Nevertheless, in practice, situations increasingly arise where, due to pressure to increase revenues at any cost, tax inspectors target compliant taxpayers, carry out insufficiently documented controls, issue tax assessment decisions without a solid legal basis, and bring substantial sums to the budget, without being concerned that these sums will most likely be refunded to the respective taxpayers in a few years (as a result of actions won in court), with interest and penalties. Therefore, these amounts that are initially reported as additional revenues to the budget constitute extremely expensive loans that the state will have to repay to taxpayers sooner or later, along with the associated costs. And at that moment, once again, there will be additional pressure to cover current expenses plus the amounts to be refunded to taxpayers (won in court). A vicious cycle from which there is no escape except through the complicated but inevitable path of fiscal correctness.

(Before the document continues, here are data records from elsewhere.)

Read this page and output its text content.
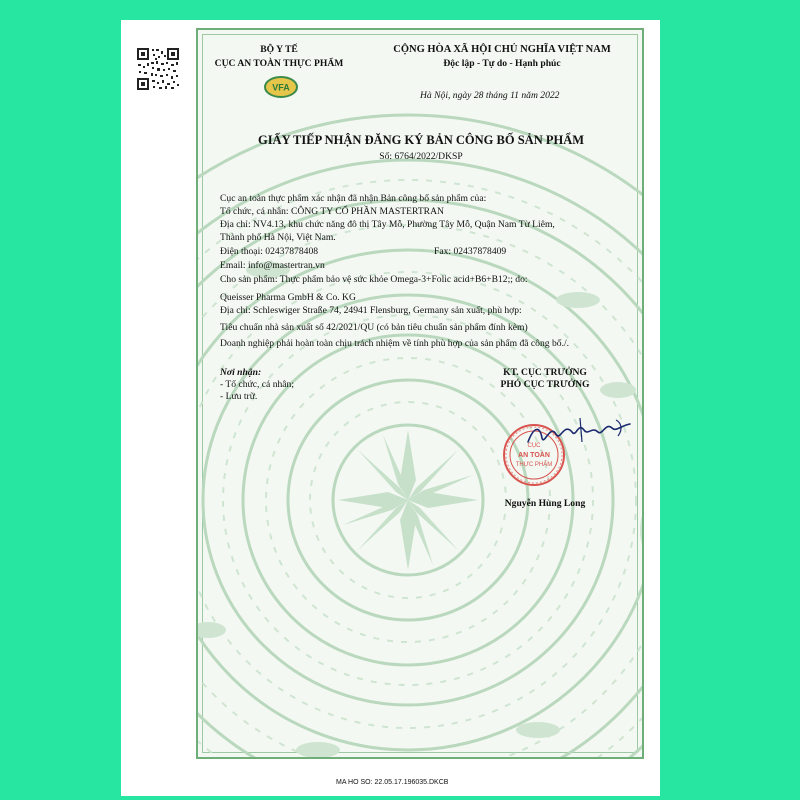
VFA
BỘ Y TẾ
CỤC AN TOÀN THỰC PHẨM
CỘNG HÒA XÃ HỘI CHỦ NGHĨA VIỆT NAM
Độc lập - Tự do - Hạnh phúc
Hà Nội, ngày 28 tháng 11 năm 2022
GIẤY TIẾP NHẬN ĐĂNG KÝ BẢN CÔNG BỐ SẢN PHẨM
Số: 6764/2022/DKSP
Cục an toàn thực phẩm xác nhận đã nhận Bản công bố sản phẩm của:
Tổ chức, cá nhân: CÔNG TY CỔ PHẦN MASTERTRAN
Địa chỉ: NV4.13, khu chức năng đô thị Tây Mỗ, Phường Tây Mỗ, Quận Nam Từ Liêm,
Thành phố Hà Nội, Việt Nam.
Điện thoại: 02437878408	Fax: 02437878409
Email: info@mastertran.vn
Cho sản phẩm: Thực phẩm bảo vệ sức khỏe Omega-3+Folic acid+B6+B12;; do:
Queisser Pharma GmbH & Co. KG
Địa chỉ: Schleswiger Straße 74, 24941 Flensburg, Germany sản xuất, phù hợp:
Tiêu chuẩn nhà sản xuất số 42/2021/QU (có bản tiêu chuẩn sản phẩm đính kèm)
Doanh nghiệp phải hoàn toàn chịu trách nhiệm về tính phù hợp của sản phẩm đã công bố./.
Nơi nhận:
- Tổ chức, cá nhân;
- Lưu trữ.
KT. CỤC TRƯỞNG
PHÓ CỤC TRƯỞNG
CỤC
AN TOÀN
THỰC PHẨM
Nguyễn Hùng Long
MA HO SO: 22.05.17.196035.DKCB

Of course, in the short term, it is much simpler and faster for the National Tax Administration Agency (ANAF) to bring additional revenue to the budget from taxpayers who are already compliant (even if, in a few years, the court will decide that the applied tax treatment was incorrect) than to concentrate collection efforts in the areas of the economy where there are clear signs of deficient collection and/or tax evasion. But the outcomes of the two approaches are completely different: the first generates repayable and expensive “loans” for the state, indirectly encourages non-compliance with tax payments, reduces taxpayers’ confidence in ANAF, etc.; the second has the potential to reduce tax evasion in areas where this phenomenon has a significant impact, to help formalize operations in the “gray” economy, improve the relationship between tax authorities and the business environment, and ultimately generate real additional revenue to the state budget, either through tax assessment decisions issued on legal grounds or through voluntary compliance.

It is indeed true that all this process requires time and resources, but the old recipe, which has proven to be inefficient over time, can no longer be applied here.

In conclusion, before talking about essential expense cuts or revenue increases through extreme measures such as tax hikes or questionable tax assessment decisions, fiscal-budgetary consolidation must start with the development of a realistic budget, followed by cost-efficiency measures, and in parallel, measures to reduce tax evasion and increase voluntary compliance, possible only within a fiscal framework based on principles of good intent. Otherwise, if we once again resort to measures that aim for quick effects in the short term, without impact assessments and without consulting all stakeholders, in half a year, we will find ourselves facing the same dilemma once again.